There are many things happening right now. Probably the most significant is that we, as a country, are losing our white majority. The census bureau has predicted that whites will fall under 50 percent of the population by the year 2050. Well, you know, that’s an enormous change. It’s already happened in California 12 years ago. And as a result, the politics of that state changed significantly. So it’s those kinds of changes, along with the very serious dislocations caused by economic globalization and by the kind of decline in the power of the nation state.

Apart from this, I think, we also have an extremely long tradition — in this country in particular — of distrust of the federal government. There’s also distrust around our government engaging in any kind of an international institution like the United Nations. You know, this fear of One World Government, of some sort of government forcing us all into a kind of global socialist hierarchy, goes all the way back to the League of Nations and Woodrow Wilson’s support for it. And really even before, as early as the 19th century, you see people on the extreme right in this country and in Europe voicing fears of One World government.

This country in particular has really been plagued with an irrational fear of the United States somehow being sublimated to a global government. The reality of Agenda 21 is it’s not a treaty, it’s not a legally binding agreement, it forces absolutely no one to do anything at all. It is purely and utterly voluntary. And yet it is being portrayed by the Republican National Committee, among others, as sort of a diabolical plan to strip away private property and to generally impose Socialism and Socialistic ideas upon this country.

SL: What does it say to you that the modern Republican party has adopted this as its official platform?

MP: I think it’s simply astounding that today’s RNC has adopted this this idea as a core part of its platform. We are looking at a very different Republican party than we were a mere 30 years ago. We’re looking at a very different Republican party than we were a mere 20 years ago. You know, when George H.W. Bush signed this agreement it was not controversial. Bush was one of 178 national leaders that signed the agreement. It seemed at the time like a perfectly sensible idea — this seemed to be simply a good faith, low-key effort to think about ways we might act better in the future for the benefit of all of us. And today that perfectly sensible, perfectly logical, and very much unenforceable plan on sustainability has morphed into a global plot to impose Socialism on the United States. It’s just ludicrous, and I think it speaks to what politics in this country have really devolved to.

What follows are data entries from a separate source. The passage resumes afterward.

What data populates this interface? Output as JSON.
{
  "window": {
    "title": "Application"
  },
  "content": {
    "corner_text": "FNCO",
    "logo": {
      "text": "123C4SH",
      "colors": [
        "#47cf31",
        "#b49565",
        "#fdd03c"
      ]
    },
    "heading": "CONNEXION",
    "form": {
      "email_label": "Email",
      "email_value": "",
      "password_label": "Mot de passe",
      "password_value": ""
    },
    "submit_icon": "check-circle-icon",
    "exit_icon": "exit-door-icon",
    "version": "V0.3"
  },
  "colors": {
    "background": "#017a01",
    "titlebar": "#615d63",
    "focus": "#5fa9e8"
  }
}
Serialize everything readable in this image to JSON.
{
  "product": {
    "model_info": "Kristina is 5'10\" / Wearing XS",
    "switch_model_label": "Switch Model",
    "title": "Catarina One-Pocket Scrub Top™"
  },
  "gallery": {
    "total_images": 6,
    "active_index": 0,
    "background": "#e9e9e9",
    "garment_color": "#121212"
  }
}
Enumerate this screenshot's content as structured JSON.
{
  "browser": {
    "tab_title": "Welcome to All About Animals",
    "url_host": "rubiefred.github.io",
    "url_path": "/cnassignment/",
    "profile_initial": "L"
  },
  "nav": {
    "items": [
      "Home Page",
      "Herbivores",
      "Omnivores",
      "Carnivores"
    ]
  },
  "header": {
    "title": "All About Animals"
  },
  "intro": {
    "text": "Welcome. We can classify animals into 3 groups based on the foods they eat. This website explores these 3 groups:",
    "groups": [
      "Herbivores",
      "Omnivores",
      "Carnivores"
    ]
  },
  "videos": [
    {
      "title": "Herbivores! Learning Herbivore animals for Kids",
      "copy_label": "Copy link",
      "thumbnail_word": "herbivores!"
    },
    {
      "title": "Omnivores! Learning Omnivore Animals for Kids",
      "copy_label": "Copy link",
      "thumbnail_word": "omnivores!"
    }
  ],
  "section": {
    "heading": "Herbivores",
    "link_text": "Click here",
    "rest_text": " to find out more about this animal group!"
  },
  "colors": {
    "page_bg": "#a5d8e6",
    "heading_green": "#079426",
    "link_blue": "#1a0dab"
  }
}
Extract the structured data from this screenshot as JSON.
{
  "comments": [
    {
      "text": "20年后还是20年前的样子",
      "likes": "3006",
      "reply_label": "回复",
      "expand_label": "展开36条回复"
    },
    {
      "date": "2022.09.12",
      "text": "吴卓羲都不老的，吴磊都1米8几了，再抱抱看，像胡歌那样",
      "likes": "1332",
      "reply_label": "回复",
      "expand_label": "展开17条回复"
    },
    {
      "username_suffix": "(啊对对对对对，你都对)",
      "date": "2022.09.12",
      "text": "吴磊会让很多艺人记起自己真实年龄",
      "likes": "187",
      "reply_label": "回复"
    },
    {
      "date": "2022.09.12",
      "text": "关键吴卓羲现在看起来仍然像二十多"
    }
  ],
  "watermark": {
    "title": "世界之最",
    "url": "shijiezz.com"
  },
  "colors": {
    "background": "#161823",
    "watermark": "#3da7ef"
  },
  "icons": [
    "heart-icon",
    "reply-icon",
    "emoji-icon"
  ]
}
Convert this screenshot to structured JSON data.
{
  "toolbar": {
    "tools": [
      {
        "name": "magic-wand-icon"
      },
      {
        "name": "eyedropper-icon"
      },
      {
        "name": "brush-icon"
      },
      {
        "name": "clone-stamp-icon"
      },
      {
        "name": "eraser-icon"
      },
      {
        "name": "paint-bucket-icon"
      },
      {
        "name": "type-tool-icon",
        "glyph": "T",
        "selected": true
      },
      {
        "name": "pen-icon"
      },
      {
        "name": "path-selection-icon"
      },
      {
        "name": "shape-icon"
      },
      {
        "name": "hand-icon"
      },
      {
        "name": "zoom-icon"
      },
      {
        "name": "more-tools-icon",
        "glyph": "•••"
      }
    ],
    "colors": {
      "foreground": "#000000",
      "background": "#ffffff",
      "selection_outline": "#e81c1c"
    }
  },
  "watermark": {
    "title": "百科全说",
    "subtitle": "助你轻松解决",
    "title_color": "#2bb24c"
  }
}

SL: And finally, what kind of impact will this brand of politics have on the political future of the U.S.?

MP: Well, I think, this kind of politics is clearly hurting us as a nation. It is making it extremely difficult to move forward in any rational way. We can’t debate immigration rationally because we think there is a conspiracy to steal a part of our country on the part of Mexico. We can’t discuss homosexuality or same-sex marriage rationally because these groups tell us that gay people are seeking to forcibly convert our kids to being gay, and so on.

It just seems that on issue after issue after issue we are no longer having disagreements about a certain set of facts. Instead we have two sides presenting absolute alternative realities. And the bottom line, I think, is that from the political right, or the far right, that we are seeing almost nothing but a string of conspiracy theories that have virtually nothing to do with reality. So we cannot even have a rational debate about things that we admittedly disagree about. Instead, we spend our time fending off utterly baseless, fear-mongering conspiracy theories that prevent us moving forward in any way as a society.

At the turn of the 21st century we are facing very major problems. We are at a time of great social and environmental change and we need to seriously address them — not poison ourselves with the conspiracy theories and baseless fear-mongering that we see today.